Neural Networks. Computational models inspired by the structure and function of the human brain, consisting of layers of interconnected nodes (neurons) that process input data to generated predictions. More layers allow neural networks to exhibit more abstract behaviors. 

Deep Learning. A subset of machine learning that uses artificial neural networks, particularly deep neural networks with many layers, to model complex patterns and relationships in data. 

Generative Artificial Intelligence (GenAI). A type of AI that creates new content, such as text, images, music, or videos, based on patterns learned from existing data. Examples include ChatGPT for text generation and DALL-E for images. 

Large Language Model (LLM). A category of deep learning models trained on massive text datasets to understand, generate, and manipulate human language. 

Diffusion Models. A class of generative AI models that create images by iteratively refining noise, mimicking the process of reversing a physical diffusion process. Used in AI generation tools like Stable Diffusion and DALL-E. 

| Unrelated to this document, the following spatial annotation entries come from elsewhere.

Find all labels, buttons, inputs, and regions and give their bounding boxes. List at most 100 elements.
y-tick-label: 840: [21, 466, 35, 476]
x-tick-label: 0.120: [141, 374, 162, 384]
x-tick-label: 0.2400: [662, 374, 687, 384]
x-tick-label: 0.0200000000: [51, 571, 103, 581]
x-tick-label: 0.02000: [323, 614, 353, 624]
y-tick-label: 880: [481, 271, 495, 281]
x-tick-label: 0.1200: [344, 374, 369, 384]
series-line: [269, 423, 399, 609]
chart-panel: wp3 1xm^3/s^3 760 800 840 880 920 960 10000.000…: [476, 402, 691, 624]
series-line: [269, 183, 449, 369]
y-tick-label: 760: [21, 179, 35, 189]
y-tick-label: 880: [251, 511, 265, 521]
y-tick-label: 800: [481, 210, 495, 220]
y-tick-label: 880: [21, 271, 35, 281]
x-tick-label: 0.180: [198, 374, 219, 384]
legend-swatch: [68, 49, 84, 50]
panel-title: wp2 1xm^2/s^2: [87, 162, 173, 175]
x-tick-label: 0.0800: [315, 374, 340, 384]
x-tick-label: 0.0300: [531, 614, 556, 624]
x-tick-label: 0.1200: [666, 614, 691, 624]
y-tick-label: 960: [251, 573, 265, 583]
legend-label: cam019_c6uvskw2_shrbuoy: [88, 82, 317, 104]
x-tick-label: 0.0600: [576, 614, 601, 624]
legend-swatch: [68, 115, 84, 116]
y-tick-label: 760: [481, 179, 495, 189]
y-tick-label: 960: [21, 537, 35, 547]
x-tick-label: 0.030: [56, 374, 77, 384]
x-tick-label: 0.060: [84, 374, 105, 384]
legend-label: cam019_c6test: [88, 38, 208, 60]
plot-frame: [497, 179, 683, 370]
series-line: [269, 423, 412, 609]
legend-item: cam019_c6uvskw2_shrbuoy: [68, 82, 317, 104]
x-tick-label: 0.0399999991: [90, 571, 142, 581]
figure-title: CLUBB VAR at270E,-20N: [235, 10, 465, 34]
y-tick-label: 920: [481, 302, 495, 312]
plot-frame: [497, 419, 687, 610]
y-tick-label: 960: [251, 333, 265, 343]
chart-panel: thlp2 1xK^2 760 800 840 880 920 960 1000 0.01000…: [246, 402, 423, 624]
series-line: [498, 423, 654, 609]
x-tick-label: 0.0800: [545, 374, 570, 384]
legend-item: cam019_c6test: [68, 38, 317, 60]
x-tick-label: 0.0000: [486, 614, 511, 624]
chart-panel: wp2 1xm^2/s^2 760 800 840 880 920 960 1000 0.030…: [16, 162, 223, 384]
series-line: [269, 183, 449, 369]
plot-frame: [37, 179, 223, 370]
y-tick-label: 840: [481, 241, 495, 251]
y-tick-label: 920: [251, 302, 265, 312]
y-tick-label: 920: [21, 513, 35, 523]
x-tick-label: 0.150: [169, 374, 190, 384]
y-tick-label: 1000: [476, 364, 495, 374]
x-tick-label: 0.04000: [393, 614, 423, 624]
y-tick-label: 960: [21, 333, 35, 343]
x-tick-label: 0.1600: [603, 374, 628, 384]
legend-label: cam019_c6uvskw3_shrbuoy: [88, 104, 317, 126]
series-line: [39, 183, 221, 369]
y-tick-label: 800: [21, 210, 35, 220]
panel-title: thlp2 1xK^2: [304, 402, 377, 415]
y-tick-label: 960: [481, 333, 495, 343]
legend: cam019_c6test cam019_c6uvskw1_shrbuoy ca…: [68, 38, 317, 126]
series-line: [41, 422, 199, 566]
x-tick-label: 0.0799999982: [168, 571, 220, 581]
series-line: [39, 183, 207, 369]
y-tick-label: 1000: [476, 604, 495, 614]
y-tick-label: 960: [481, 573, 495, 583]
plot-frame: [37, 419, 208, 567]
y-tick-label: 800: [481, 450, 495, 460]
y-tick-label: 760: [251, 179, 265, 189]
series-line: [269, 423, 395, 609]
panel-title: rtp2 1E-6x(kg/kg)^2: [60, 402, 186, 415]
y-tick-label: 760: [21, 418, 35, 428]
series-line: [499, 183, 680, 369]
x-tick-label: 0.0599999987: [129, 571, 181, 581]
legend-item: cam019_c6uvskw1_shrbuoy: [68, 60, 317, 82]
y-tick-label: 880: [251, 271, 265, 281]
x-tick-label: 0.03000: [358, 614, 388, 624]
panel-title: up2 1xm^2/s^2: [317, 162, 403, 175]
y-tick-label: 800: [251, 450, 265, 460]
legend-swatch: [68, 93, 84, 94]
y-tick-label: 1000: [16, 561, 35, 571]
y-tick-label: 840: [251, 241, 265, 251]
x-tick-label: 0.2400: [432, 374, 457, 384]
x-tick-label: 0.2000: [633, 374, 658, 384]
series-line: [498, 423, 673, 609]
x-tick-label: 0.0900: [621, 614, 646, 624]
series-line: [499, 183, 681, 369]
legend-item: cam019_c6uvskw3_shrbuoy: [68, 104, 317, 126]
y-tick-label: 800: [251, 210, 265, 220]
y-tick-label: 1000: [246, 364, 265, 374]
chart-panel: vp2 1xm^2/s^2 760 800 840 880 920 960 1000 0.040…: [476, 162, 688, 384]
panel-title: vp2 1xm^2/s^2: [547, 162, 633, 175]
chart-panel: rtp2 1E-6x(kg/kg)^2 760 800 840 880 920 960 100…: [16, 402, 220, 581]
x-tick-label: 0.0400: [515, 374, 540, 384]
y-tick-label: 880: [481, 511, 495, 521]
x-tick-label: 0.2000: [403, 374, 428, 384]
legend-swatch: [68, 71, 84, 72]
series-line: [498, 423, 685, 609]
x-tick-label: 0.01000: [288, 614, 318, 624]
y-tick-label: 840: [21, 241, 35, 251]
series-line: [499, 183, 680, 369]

Agentic AI. AI systems that operate autonomously with the ability to plan, make decisions, and take action in the world to achieve goals, often with minimal human oversight. 

Prompt Engineering. The practice of designing and refining prompts to effectively interact with generative AI models like ChatGPT for desired outputs.

AI Hallucinations. Instances where an AI model produces or creates inaccurate, misleading, or false information as if it were factual. Hallucinations are common due to biased or incomplete training data. Examples include citing non-existent sources, broken links, or inventing facts or data.